Size dependences of magnetic properties and switching behavior in FePt L1₀ nanoparticles

We have prepared epitaxial FePt L1₀ (001) nanoparticles covered with Ag and Pt overlayers and investigated their magnetic behaviors by means of anomalous Hall resistance measurements. The particle shapes are thin oblate spheroids with the aspect ratio (height/diameter) of 1/5. The size is ranging from 1 to 2.5 nm in height and from 5 to 30 nm in diameter. FePt L1₀ nanoparticles show extremely large coercivity H_k of about 70 kOe at 10 K, which is close to the anisotropy field H_k of highly ordered FePt L1₀. This verifies that the very strong magnetic anisotropy K_u of FePt L1₀ remains even in the size of several atomic layers along the c axis. For a particle diameter of D_m<20 nm, all the magnetic properties, such as the angular dependence of irreversible switching field, the magnitude of H_c, and their temperature dependence, are fully explained by the coherent rotation model, taking the thermal relaxation into account.
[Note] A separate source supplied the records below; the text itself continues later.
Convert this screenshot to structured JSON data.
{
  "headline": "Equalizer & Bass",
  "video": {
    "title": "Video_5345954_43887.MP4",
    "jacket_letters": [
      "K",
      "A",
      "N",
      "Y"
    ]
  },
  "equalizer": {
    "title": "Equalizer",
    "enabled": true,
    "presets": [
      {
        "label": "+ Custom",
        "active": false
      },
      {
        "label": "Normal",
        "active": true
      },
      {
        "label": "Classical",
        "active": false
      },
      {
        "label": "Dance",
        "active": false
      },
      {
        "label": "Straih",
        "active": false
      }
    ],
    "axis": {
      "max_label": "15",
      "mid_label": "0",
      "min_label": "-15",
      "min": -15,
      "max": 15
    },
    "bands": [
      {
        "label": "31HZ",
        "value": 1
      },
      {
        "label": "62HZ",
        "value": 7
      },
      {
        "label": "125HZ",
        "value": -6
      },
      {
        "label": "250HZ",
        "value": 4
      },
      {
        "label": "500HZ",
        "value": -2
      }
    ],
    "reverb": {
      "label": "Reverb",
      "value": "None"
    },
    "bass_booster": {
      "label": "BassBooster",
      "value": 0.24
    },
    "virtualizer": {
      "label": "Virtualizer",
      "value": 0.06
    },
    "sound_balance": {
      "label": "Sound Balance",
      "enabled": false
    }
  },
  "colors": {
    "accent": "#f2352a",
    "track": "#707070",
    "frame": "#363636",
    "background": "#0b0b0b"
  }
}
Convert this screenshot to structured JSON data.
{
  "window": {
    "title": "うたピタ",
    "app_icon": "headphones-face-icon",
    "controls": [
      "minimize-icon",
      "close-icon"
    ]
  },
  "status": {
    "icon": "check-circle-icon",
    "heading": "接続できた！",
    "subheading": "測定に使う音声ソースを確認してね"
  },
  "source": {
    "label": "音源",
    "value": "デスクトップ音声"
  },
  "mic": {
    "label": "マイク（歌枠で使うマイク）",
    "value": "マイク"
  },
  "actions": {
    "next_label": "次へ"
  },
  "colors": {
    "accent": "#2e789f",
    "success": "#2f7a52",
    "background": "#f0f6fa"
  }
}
Although both Ag- and Pt-coated particles follow the coherent rotation model, the latter always exhibits smaller H_c than the former. Such a decrease in H_c can be explained by assuming an enhancement of the effective magnetic moment caused by ferromagnetic polarization of Pt atoms at the Pt/FePt interface. As the particle size D_m exceeds 20 nm, the magnetic behaviors deviate from the ideal coherent rotation model, suggesting that the magnetization reversal mode changes from coherent to incoherent rotation. The critical diameter D_m∼20 nm at which the reversal mode changes is in good agreement with the critical diameter predicted by the micromagnetic theory.